描述（由申请人提供）： 项目摘要 本研究的目的是表征 2 型糖尿病模型中干扰胰岛素信号通路的脂质过氧化机制。由于糖尿病中脂质过氧化作用增强，4-羟基壬烯醛等有毒终产物会积累，并可能对胰岛素信号蛋白进行化学修饰，从而导致胰岛素抵抗的发展。一种新的假说认为，炎症和促炎阶段是导致疾病中活性氧和氮（ROS/RNS）过量产生的致病因素，越来越多的证据表明诱导型一氧化氮合酶（iNOS）和有害的过氧亚硝酸盐参与其中。大多数（如果不是全部）胰岛素抵抗诱导剂也会上调 iNOS 的表达，因此大量数据表明该酶在胰岛素抵抗相关过程中的作用。我的初步数据表明，在 1 型和 2 型糖尿病中，脂质自由基都是在肝脏中形成的。广泛的蛋白质自由基形成和 4-羟基壬烯醛的积累是由羟基自由基的产生介导的；脂质自由基的形成和脂质过氧化是由iNOS过度表达产生的羟基自由基引发的；这一发现表明过氧亚硝酸盐作为主要氧化剂参与其中。

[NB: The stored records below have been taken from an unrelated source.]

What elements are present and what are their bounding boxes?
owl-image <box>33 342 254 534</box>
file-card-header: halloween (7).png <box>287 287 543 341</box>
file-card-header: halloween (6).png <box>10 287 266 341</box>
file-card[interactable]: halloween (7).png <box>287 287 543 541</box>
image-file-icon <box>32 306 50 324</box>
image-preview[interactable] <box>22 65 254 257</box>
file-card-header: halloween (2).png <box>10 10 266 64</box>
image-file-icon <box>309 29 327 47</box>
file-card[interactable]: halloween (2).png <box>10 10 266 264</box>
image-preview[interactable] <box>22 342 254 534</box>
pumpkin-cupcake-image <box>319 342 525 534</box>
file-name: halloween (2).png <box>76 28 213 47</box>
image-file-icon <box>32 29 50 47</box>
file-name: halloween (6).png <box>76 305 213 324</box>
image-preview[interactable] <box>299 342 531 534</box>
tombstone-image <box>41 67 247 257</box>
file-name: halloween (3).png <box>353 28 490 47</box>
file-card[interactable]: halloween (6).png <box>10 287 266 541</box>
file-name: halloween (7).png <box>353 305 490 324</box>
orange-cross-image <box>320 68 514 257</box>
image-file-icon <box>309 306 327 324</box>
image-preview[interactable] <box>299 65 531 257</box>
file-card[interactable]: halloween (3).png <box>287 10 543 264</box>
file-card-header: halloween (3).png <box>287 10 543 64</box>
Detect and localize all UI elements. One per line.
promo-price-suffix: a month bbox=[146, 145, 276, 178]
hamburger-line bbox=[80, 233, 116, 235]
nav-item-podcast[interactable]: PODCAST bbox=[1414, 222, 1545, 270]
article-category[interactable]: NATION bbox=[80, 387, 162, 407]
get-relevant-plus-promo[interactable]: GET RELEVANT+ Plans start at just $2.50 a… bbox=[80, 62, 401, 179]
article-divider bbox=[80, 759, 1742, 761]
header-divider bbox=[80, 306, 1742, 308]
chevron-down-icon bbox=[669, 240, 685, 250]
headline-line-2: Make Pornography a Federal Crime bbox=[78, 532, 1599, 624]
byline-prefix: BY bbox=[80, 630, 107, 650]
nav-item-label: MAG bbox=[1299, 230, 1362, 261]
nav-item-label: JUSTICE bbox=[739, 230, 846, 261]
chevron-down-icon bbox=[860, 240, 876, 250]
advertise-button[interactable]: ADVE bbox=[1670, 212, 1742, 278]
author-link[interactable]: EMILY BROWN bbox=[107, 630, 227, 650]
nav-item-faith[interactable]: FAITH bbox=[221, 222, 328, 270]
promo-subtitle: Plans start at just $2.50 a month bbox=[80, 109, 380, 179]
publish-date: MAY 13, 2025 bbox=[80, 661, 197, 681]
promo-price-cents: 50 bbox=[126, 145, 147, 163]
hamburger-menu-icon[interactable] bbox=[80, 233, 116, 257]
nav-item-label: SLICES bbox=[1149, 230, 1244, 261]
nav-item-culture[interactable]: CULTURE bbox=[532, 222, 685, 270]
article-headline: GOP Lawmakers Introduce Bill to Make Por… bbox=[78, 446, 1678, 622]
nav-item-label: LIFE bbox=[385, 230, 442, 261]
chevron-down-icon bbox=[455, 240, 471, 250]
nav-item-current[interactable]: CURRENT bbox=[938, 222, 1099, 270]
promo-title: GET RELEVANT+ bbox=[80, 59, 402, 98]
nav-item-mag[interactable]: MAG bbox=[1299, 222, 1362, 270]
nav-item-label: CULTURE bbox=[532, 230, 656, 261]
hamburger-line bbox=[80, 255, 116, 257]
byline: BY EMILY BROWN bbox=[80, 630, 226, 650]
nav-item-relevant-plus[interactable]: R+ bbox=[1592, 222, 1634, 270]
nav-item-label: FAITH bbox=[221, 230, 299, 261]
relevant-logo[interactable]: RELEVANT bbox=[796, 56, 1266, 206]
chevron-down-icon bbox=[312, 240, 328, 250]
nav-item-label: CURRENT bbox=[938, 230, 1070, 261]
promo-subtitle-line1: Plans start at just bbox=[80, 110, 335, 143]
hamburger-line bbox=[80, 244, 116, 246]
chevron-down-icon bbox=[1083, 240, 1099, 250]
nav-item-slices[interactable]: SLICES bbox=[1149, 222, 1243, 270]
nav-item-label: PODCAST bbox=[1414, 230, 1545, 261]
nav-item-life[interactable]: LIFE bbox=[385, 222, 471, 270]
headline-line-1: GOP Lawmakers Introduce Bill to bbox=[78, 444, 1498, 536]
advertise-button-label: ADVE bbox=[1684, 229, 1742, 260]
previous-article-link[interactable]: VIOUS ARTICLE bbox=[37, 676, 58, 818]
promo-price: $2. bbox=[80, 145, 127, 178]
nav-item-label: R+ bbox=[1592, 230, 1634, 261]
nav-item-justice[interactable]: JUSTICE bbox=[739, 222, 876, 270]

此外，在 iNOS 显着参与的 2 型糖尿病大鼠模型中也存在类似的脂质自由基产生模式。终产物4-羟基壬烯醛可能通过对胰岛素受体底物蛋白进行化学修饰而干扰胰岛素信号通路。在本提案中，我打算通过以下方式进一步扩展这些初步研究： 1 - 研究肥胖 2 型糖尿病模型中 iNOS 驱动的自由基依赖性脂质过氧化起始的作用；图2-表征2型糖尿病动物中胰岛素抵抗进展背后的脂质过氧化驱动机制； 3 - 研究潜在的药物治疗，以减轻和/或延迟 2 型糖尿病中脂质过氧化介导的损伤和胰岛素抵抗。这些问题构成了该提案中描述的工作的核心，我相信这将深刻影响我们对糖尿病、肥胖和胰岛素抵抗中氧化应激和自由基机制的理解。